Judy Garland first gained prominence as a child star before going on to appear in classic films such as The Wizard of Oz (1939), A Star Is Born (1954) and Judgment at Nuremberg (1961). But it was a photo of her blackface role in Everybody Sing (1938) that has recently provoked debate among social media users.

The photo of a teenage Garland in blackface with large white lips and dreadlocks is from the film, in which she starred at age 16. Despite being praised by many for her later activism in the Civil Rights Movement, this portrayal of Judy Bellaire in Everybody Sing was labelled inappropriate and insensitive.

Many netizens have defended Garland, pointing out the lack of agency she had in her decision-making as a minor and under abusive management. They also highlighted how hard it is to judge someone’s past actions without knowing their upbringing or circumstances at the time.

The public has become increasingly aware of Garland’s difficult life – her drug and alcohol addiction, her mental health struggles and the alleged sexual assault she suffered – as well as her eventual activism.

In a 2005 posthumous memoir by Sid Luft, Judy Garland’s ex-husband, it was detailed that actors playing munchkins on the set of The Wizard of Oz groped her. “They thought they could get away with anything because they were so small,” Luft wrote.

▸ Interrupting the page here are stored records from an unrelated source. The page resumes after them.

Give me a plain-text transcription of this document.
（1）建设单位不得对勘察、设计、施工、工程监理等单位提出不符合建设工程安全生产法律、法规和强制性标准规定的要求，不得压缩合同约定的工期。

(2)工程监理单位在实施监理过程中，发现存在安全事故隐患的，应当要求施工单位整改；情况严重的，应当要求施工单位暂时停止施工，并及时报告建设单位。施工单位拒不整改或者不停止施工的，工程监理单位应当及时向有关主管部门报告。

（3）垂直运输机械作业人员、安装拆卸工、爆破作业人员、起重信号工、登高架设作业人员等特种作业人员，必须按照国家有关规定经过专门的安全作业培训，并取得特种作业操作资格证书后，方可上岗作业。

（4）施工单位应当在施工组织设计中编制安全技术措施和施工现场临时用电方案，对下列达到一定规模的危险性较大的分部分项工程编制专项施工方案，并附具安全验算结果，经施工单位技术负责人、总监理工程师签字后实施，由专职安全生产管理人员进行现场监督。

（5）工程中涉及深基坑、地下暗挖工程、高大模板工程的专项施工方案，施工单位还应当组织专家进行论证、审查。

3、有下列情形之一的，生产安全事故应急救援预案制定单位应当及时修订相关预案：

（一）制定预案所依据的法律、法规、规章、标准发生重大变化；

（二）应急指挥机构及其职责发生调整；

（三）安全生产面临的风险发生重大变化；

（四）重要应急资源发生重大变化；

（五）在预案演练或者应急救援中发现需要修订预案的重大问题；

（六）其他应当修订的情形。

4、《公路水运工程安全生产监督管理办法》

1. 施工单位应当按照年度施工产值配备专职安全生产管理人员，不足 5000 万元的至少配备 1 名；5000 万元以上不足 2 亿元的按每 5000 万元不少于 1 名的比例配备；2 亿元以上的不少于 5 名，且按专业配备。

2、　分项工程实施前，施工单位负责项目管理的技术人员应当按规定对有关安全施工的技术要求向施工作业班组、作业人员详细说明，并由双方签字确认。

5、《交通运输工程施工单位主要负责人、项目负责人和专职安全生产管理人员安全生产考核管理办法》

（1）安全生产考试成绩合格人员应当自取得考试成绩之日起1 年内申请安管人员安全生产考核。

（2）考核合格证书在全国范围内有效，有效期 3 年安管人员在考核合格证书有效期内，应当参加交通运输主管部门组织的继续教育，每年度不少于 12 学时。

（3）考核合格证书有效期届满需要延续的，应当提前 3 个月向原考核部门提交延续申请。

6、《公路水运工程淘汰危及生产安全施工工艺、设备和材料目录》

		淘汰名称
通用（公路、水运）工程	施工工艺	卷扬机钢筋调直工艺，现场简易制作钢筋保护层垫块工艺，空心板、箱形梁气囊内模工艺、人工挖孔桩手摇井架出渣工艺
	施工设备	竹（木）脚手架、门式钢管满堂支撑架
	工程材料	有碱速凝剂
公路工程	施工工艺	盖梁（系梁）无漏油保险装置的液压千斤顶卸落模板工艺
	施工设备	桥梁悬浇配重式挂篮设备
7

Judy Garland is now seen as an iconic figure to many, an empathic icon of the marginalized with her struggles and successes throughout her life. Before she died at age 47, she was a vocal supporter of the Civil Rights Movement.

The controversy surrounding Garland’s use of blackface highlights the ongoing conversation about the harmful effects of blackface and the importance of acknowledging and learning from the mistakes of the past.